Config File (Headers only):

ID,NAME,AGE,SEX
2

2 Answers

4
votes

You have a couple of options:

  1. Use a Dataflow/Beam side input to read the config/header file into some sort of collection e.g. a a ArrayList. It will be available to all workers in the cluster. You can then use the side input to dynamically assign the schema to the BigQuery table using DynamicDestinations.
  2. Before dropping into your Dataflow pipeline, call the GCS api directly to grab your config/header file, parse it and then it the results to setup your pipeline.
0
votes

Using Beam's FileSystems API for reading config files from GCS, is another approach.

Advantages:

  • No need of additional dependencies, it's included with beam API.
  • Using GCP's client libraries can lead to dependency version issues.
  • We can use a beam's FileSystems API in any transforms.

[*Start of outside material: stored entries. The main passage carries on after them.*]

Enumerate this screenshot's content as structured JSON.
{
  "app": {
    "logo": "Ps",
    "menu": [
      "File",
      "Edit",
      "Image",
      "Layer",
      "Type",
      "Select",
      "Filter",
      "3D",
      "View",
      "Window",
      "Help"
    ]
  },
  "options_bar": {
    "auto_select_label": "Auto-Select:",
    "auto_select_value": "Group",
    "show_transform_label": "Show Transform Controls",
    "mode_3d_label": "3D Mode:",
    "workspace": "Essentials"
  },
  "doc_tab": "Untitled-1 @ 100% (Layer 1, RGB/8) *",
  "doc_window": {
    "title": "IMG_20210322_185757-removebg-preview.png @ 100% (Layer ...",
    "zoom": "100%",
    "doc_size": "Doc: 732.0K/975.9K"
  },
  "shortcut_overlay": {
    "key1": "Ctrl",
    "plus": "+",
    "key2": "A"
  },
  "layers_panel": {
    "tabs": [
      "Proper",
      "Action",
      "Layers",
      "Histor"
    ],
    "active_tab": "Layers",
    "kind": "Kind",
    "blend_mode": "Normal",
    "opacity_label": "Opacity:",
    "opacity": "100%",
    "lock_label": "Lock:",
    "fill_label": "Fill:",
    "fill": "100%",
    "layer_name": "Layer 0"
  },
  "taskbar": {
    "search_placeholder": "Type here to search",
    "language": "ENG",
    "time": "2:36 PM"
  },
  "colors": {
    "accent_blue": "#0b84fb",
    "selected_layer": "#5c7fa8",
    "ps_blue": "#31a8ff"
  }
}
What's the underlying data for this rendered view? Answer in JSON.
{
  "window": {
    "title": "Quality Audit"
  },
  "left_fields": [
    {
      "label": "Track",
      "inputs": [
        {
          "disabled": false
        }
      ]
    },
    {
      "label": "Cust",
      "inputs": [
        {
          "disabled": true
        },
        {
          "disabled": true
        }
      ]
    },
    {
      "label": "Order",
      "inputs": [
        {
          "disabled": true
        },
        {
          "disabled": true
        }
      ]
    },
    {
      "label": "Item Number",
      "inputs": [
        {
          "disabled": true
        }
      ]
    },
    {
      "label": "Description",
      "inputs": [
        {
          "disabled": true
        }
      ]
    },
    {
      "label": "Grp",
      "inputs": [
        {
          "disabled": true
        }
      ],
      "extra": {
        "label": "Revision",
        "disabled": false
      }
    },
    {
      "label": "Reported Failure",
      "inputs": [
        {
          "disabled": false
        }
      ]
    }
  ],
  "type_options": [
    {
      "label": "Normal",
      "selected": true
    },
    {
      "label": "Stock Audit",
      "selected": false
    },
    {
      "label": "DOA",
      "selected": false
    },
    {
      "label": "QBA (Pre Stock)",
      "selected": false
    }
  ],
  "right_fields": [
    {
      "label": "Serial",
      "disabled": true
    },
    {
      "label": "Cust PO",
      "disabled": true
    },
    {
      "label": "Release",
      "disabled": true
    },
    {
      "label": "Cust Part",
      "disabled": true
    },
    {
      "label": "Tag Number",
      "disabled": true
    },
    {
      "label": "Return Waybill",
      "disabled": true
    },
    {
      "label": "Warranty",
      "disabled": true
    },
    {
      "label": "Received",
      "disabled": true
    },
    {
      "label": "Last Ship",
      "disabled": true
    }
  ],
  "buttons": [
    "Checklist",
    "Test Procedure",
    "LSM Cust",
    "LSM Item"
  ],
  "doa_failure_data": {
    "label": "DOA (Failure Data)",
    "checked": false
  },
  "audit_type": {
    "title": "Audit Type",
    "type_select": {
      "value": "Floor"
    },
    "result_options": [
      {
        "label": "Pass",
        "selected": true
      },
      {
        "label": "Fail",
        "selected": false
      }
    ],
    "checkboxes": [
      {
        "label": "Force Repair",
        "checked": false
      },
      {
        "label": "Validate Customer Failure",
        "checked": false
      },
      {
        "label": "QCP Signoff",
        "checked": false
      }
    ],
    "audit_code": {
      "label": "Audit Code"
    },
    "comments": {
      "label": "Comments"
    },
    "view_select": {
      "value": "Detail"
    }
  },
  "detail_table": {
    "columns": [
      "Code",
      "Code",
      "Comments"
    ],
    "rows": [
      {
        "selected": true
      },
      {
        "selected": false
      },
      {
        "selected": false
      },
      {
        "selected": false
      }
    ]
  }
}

Here is a snippet for reading files.

//filePath format: gs://bucket/file

    public static String loadSchema(String filePath) {
            MatchResult.Metadata metadata;
            try {
                metadata = FileSystems.matchSingleFileSpec(filePath);  // searching 
            } catch (IOException e) {
                throw new RuntimeException(e);
            }
            String schema;
    
            try {
               // reading file
                schema = CharStreams.toString(
                    Channels.newReader(
                            FileSystems.open(metadata.resourceId()),
                            StandardCharsets.UTF_8.name()
                    )
                );
            } catch (IOException e) {
                throw new RuntimeException(e);
            }
            // returning content as string. We can process it now. 
            return schema;
        } 

Disadvantages of Sideinput

  • File's orientation changes.
  • It's hard to parse multiline file like Json and others.

Side Input can work for single line static values.